13

A grama estava brilhante e coberta por um espesso tapete de flores azuis. Callum observou o belo contraste entre o azul e o verde da pradaria que se estendia ao adentrar-se no bosque.

— Quero tomar as rédeas — ele disse novamente. A nuca loira da sua ama, que estava sentada a sua frente, balançava de um lado para o outro em quanto cavalgavam.

— Os servos nunca lideram.

— Não há ninguém aqui — ele questionou inspecionando o caminho de terra estreita que serpenteava em direção ao bosque.

— Logo chegaremos onde as outras mulheres nos esperam.

Callum fez uma careta, mas ela não podia ver porque estava concentrada no caminho. As árvores surgiam pelos dois lados do caminho que corria o cavalo.
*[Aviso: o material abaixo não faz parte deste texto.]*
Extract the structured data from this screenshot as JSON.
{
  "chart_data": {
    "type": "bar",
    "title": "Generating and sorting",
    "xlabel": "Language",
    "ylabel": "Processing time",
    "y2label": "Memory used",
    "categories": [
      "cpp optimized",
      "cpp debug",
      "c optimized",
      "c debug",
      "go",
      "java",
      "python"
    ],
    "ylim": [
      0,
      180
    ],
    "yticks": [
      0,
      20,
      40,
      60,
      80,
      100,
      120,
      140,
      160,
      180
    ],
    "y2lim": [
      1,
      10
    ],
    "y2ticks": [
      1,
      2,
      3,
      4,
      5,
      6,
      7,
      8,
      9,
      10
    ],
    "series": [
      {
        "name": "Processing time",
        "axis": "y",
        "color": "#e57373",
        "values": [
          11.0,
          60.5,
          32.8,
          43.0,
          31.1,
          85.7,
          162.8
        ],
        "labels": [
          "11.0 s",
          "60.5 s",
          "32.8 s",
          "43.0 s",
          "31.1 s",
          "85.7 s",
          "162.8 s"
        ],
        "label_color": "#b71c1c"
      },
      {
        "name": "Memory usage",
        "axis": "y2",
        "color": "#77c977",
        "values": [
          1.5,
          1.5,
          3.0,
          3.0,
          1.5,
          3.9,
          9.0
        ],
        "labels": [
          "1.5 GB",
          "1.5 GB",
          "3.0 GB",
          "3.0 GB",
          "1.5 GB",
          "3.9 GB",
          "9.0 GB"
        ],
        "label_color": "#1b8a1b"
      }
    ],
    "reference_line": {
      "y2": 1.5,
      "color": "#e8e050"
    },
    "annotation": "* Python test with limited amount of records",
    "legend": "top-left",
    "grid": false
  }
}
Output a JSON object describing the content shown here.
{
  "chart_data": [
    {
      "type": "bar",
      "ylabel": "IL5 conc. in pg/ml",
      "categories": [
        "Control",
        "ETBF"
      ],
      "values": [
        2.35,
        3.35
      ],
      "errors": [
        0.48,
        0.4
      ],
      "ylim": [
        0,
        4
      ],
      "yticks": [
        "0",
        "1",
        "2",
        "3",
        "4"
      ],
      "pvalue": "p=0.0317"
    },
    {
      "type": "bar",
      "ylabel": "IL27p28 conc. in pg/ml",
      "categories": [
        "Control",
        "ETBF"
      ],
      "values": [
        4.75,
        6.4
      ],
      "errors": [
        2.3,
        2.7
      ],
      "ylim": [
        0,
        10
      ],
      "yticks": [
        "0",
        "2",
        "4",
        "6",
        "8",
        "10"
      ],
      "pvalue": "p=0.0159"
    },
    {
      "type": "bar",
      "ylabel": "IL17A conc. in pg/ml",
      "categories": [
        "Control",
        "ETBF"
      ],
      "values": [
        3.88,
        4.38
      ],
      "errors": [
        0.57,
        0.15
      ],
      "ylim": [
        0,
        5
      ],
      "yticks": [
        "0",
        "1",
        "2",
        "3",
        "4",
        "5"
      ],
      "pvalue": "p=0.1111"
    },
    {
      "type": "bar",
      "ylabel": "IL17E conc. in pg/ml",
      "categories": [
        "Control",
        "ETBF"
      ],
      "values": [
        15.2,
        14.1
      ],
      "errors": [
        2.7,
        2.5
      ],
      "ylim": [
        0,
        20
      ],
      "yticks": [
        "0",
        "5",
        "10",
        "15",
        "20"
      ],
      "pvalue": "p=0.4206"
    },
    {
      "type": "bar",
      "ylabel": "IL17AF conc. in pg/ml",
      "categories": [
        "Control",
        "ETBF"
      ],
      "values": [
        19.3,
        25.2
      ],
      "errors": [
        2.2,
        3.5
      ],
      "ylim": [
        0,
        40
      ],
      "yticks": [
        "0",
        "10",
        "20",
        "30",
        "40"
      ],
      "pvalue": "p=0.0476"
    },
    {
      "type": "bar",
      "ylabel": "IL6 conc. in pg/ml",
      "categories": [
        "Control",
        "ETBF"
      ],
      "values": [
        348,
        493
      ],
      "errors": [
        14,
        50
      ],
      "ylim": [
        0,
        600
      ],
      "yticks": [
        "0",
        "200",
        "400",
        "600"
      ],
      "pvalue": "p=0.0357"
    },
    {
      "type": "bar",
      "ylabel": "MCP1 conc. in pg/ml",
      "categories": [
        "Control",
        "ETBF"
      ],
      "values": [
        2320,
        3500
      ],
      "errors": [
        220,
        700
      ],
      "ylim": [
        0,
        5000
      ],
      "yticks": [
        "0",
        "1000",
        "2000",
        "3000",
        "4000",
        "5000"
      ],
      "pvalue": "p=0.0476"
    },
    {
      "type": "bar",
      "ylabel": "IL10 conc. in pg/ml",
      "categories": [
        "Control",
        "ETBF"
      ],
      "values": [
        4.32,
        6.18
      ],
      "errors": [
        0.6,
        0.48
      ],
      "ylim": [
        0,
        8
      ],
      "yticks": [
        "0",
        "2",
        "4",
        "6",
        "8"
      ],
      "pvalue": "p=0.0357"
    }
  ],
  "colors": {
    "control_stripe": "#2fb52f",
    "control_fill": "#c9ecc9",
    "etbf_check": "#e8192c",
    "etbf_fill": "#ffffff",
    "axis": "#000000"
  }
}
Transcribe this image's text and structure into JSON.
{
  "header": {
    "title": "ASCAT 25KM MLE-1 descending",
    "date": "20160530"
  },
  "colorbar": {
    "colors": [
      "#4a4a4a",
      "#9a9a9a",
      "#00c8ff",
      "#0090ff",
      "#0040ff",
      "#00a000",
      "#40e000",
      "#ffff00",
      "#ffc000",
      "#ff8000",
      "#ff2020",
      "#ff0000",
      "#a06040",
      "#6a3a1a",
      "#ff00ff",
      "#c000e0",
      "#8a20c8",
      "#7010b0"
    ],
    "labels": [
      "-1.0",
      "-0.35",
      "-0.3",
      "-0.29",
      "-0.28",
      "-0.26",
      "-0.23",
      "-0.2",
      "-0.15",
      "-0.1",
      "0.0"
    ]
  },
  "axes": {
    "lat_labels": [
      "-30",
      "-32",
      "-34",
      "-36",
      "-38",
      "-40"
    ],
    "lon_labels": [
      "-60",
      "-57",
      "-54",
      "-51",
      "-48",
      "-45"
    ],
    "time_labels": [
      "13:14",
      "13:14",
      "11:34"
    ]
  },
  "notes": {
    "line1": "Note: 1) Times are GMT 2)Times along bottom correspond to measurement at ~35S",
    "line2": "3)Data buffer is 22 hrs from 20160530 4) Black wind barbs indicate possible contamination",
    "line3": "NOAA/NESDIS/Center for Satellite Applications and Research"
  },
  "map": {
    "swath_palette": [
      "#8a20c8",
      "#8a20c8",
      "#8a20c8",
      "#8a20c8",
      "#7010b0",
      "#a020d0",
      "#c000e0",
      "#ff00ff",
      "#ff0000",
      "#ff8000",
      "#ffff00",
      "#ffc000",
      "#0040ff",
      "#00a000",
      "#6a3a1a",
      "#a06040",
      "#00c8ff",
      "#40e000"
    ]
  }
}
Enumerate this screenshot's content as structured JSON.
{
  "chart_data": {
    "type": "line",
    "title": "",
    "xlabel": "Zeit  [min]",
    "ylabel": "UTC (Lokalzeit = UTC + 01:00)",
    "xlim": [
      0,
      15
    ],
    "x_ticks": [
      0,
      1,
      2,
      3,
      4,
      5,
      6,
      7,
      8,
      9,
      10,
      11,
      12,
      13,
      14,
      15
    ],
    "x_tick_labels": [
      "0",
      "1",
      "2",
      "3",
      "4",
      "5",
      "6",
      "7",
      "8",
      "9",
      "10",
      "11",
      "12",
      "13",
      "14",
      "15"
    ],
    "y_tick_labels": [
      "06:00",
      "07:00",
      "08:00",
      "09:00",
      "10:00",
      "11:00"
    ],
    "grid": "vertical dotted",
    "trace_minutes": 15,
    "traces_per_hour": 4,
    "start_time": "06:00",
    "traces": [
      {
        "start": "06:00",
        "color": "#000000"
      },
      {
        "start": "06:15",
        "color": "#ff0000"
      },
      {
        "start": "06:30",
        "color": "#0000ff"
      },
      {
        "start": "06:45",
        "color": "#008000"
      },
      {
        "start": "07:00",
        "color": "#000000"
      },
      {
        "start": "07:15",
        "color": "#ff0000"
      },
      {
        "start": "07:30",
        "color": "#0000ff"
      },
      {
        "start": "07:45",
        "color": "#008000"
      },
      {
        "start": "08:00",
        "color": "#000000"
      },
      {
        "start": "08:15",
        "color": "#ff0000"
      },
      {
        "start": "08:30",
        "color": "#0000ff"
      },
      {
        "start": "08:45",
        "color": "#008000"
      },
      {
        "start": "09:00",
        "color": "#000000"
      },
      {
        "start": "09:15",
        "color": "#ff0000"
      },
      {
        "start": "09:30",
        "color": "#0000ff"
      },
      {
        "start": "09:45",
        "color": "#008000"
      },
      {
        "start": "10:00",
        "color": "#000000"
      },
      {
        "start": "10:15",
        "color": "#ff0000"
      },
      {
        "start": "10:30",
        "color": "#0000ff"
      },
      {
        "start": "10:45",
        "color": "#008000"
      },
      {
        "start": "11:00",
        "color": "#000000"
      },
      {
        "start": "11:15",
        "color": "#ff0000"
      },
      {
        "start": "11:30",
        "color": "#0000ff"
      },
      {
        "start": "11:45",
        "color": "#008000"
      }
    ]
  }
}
— Se vamos ter companhia, por que você me obriga a usar esse terno estúpido?— Ele olhou-seao peito e as pernas que pendiam nos dois lados do animal. Amanda o fez vestir uma camisa branca e um terno cor creme com linhas escuras que formavam quadrados. Ela usava outro semelhante ao dele, com fundo mais escuro e linhas brancas verticais. O rabo-de-cavalo que ela tinha-se feito na nuca golpeou o nariz dele pela segunda vez.

— É o selo oficial de Crawley para estes eventos. Todos estarão usando algo assim. —disse lhe enquanto dava uma tapa nos dedos dele ao sentir que ele estava tentando pegar nas rédeas. — E não diga que é uma roupa estúpida. É caro, e é uma honra ser convidado para caçar nas terras da Sra. Richardson. Poucas pessoas desfrutam desse privilégio. Você deve estar grato por pertencer a uma ama com tais laços sociais.

— Oh, mas estou imensamente grato por ter uma ama!— Ele respondeu com sarcasmo marcado. — Qualquer tipo de ama me encheria de alegria e satisfação. De preferência, uma com uma voz bem mandona e estridente.

Amanda enfiou o lhe o cotovelo nas costelas.

— Eu posso perguntar a AmeliaWhipple se quer ficar com você. — Ela teve a ousadia de dizer isso com seriedade fingida, enquanto o olhava por cima do ombro.

— Nesse caso, eu me infectaria de novo com a bactéria como fosse. — Nem que tivesse que lamber o nariz de um servo resfriado se fosse necessário.

Amanda riu. Seu nariz pequeno estava muito perto do seu queixo. Encantado com a risada dela, Callum continuou:

— Mas antes de me infectar eu bateria nela novamente com um guarda-chuva.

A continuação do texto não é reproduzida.